Nadia Ghiaï-Far

Textes critiques

Les yeux hors de la tête, par Nicolas Vauthrin

Ce que vous appelez « quelque chose » est-il de nature spirituelle aux yeux du corps, de nature corporelle aux yeux de l’esprit ? Sont-ce les deux à la fois, ou bien ni l’un ni l’autre ? Toutes ces choses, arc, flèche, moi, s’amalgament tellement que je ne suis plus capable de les séparer. D’ailleurs le besoin de séparer n’existe plus. Dès que je saisis l’arc et que je tire, tout devient si clair, si un, si ridiculement simple… » Le Maître m’interrompit et dit : « Voilà justement la corde de l’arc qui vient de vous traverser ! « Le Zen dans l’art chevaleresque du tir à l’arc », Herrigel


Ça ne représente rien ou, plutôt ça ne représente pas. Pas de distance entre un « représenté » et un « représentant ». Ça se présente, directement, intimement, comme quelque chose de nue, une matière dont on a décollé la peau et qui se laisse voir, à vif, surface arrachée. Le tableau abolit une distance, celle qui sépare le regard de ce qu’il regarde. Tout se passe comme si l’œil glissait hors du regard et de l’écart qu’il implique pour pénétrer sous la peau du réel.
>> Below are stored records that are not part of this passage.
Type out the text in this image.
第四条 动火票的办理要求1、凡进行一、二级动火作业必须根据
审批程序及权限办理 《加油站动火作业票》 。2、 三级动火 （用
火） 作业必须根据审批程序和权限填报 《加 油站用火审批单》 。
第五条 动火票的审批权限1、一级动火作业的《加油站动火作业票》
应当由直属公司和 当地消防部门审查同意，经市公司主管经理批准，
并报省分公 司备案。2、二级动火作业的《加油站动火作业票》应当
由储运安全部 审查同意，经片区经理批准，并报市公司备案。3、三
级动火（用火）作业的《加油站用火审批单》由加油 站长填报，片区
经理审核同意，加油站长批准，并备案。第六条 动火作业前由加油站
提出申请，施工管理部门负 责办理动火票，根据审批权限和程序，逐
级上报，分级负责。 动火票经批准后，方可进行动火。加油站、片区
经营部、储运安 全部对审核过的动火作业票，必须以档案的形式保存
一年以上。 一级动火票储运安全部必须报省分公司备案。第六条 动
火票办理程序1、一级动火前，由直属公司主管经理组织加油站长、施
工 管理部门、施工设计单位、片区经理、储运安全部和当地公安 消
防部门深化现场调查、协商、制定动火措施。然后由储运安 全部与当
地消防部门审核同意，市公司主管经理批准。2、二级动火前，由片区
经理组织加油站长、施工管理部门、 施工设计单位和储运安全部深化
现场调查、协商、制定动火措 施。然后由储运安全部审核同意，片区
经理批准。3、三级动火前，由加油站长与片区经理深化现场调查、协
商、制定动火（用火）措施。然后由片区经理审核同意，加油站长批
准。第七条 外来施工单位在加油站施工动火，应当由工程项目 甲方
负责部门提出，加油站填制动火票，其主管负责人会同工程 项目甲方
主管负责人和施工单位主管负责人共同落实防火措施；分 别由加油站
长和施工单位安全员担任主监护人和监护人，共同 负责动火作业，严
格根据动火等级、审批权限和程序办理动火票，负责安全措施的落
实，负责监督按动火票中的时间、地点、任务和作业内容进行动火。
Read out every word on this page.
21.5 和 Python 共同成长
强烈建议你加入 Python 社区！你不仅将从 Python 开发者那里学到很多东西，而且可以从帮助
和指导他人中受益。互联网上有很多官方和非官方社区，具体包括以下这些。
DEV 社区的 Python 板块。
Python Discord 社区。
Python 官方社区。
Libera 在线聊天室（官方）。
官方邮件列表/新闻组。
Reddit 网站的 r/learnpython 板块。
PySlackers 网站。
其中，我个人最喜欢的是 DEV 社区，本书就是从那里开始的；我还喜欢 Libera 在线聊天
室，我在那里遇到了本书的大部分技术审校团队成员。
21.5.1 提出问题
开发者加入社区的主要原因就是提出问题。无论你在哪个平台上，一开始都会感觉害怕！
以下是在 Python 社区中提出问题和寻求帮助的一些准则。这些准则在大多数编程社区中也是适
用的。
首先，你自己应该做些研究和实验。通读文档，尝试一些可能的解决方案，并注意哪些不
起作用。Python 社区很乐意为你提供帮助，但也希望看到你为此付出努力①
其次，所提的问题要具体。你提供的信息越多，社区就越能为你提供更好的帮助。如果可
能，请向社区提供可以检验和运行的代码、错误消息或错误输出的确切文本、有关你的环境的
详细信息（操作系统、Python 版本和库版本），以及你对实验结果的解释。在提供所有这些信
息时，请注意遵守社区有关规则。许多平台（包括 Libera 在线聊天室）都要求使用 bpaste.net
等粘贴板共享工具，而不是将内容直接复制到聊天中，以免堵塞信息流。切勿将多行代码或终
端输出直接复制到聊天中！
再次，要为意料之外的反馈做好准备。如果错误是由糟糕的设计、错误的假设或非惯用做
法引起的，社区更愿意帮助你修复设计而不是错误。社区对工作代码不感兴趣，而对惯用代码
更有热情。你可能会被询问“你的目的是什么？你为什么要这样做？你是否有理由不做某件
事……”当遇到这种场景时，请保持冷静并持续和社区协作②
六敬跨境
Qu’y découvre-t-il ? La vie animale de la matière. La matière palpite d’une vie qui ne cherche rien mais prolifère, au rythme aveugle de son propre métabolisme, au rythme de la nature : le gel et le dégel. Elle se détend et se contracte alternativement, indifférente, productrice infinie de formes indéfinies, « entre » la glace et l’eau, « entre » l’eau et le nuage », « entre » le nuage et la glace.

Mais comment le regard peut-il quitter sa place pour entrer dans la matière et se fondre en elle? Pourquoi la matière est-elle vivante comme un corps ? L’œil n’entre pas dans la matière mais dans la matière de la sensation. Le tableau ne montre pas « quelque chose » mais la sensation que ce « quelque chose » crée en moi. Ce n’est donc pas tant l’œil qui est sorti que le tableau qui est entré en moi et devenu intérieur. Je ne regarde pas « quelque chose », je ne regarde plus, je suis pénétré par une sensation qui submerge le regard et immerge le « je » dans une présence. Présence de la sensation, autrement dit, présence du corps dont l’expérience refuse d’être seulement visuelle. Le tableau fait accéder, par la vue, à une sensation qui est celle du reste du corps. Il ne s’agit donc pas de voir avec les yeux mais avec le corps, de voir les yeux fermés.
Voir avec le corps, comment est-ce possible ? En dépliant la vibration organique que la matière minérale produit en moi. Coïncidence du minéral et de l’organique dans la matière de la sensation où se dissolvent le sujet et l’objet. Visualisation de ce qui n’est pas visuel, visualisation des organes que la matière éveille et fait vibrer grâce à la sensation. Voir avec le ventre, voir avec le dos, voir avec les reins, voir avec les poumons, les yeux hors de la tête. Le regard et le sujet qui regarde sont attaqués, enfoncés délogés, projetés au dehors c’est-à-dire à l’intérieur du corps. La conscience est envahie par le corps et doit renoncer à la position de surplomb qu’elle affectait. La personnalité se dissipe dans l’apprentissage d’une nouvelle écoute, l’épaisseur rugueuse d’une sensation délocalisée. La peinture n’est plus subjective ni personnelle, elle cartographie l’espace corporel, élabore une physiologie extérieure, où les éléments sont à la fois des matières et des organes, où les flux sont à la fois des veines et des fleuves.